Because today’s energy landscape is drastically different than it was decades ago, many states are now revisiting these subsidy policies to usher in changes that modernize and reform customers’ electricity rates – making them more fair for everyone and more oriented to enabling growth of solar energy for our nation’s resource portfolio. As a former state utility commissioner, I have closely followed these policy debates and know that the development in Michigan is generally consistent with the direction being taken by other states.

The authors write: "Proposed reforms will open more opportunities for more efficient, large scale solar and wind to be even more competitive."

For example, earlier this year, Michigan regulators swapped out their previous net metering model for an input/output model. This new model recognizes that the solar industry matured and merits treatment as a fully competitive source of energy. Most importantly, this input/output model moves modestly toward leveling the playing field for all energy customers. That being said, it still falls short of assuring that all customers pay their fair share of the costs of the distribution system.

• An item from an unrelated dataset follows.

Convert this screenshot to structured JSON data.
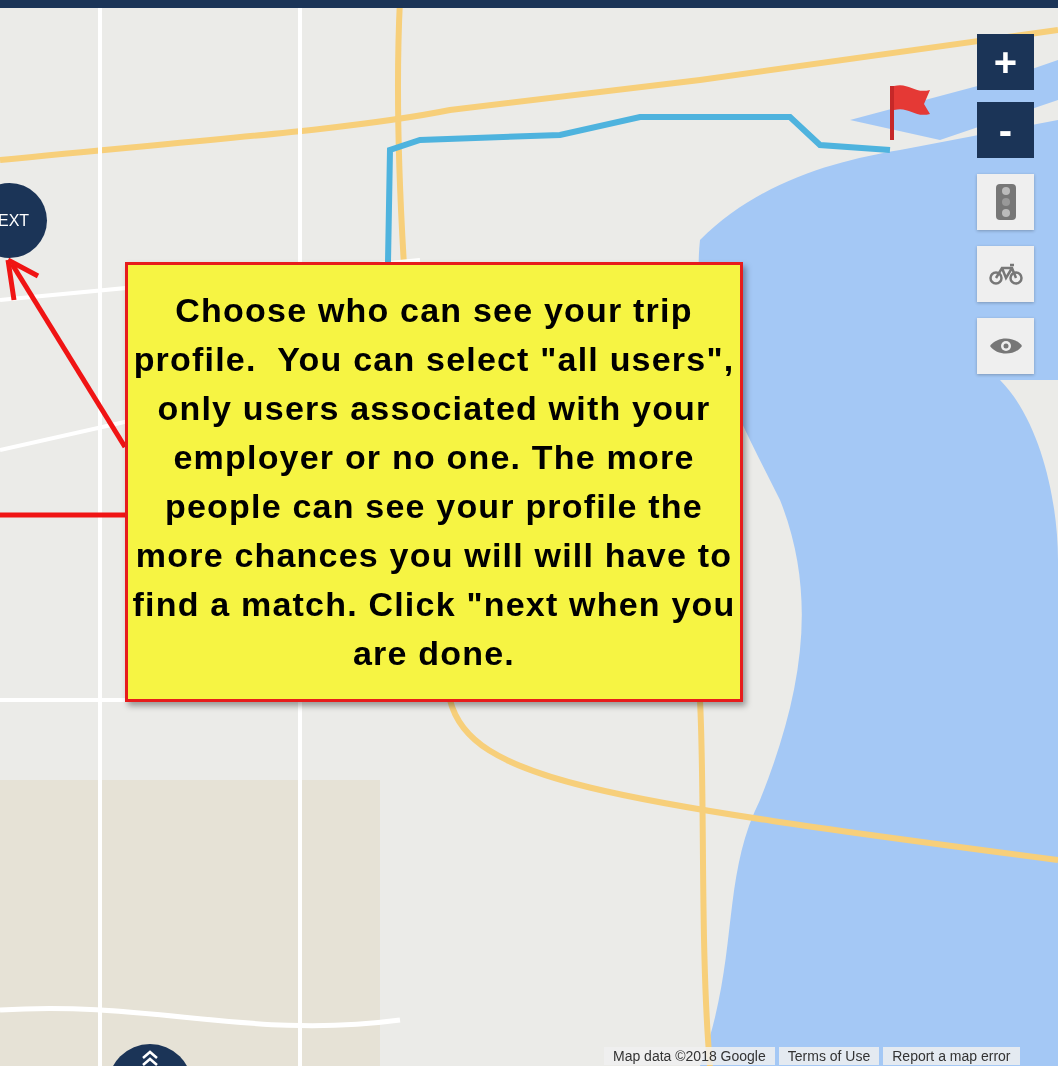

The input/output model differs from Michigan’s previous net metering model in that it proposes to lower the price paid for energy exported to the system, albeit at a price that is still being determined and may still be above the market rate for energy. This may still require non-solar customers to subsidize costs that ought to be borne by private solar customers. That is because the proposed rates perpetuate the enabling of private solar users to circumvent paying their share of the system’s fixed costs, and, instead impose those costs on customers without private solar.

The proposed reforms, while more modest than those undertaken in other states, will, nonetheless, open more opportunities for more efficient, large scale solar and wind to be even more competitive and more efficient in reducing Michigan’s carbon footprint.

These changes will help Michigan better manage costs as the state increases its usage of the most efficient and competitive renewable energy sources, such as wind and solar, to power our communities, helping to create a more balanced and less carbon intensive energy mix. Michigan’s energy companies are already taking dramatic steps to reduce carbon emissions and bring more renewable energy to the state.

Ashley Brown is Executive Director of the Harvard Electricity Policy Group and is a former commissioner of the Public Utilities Commission of Ohio.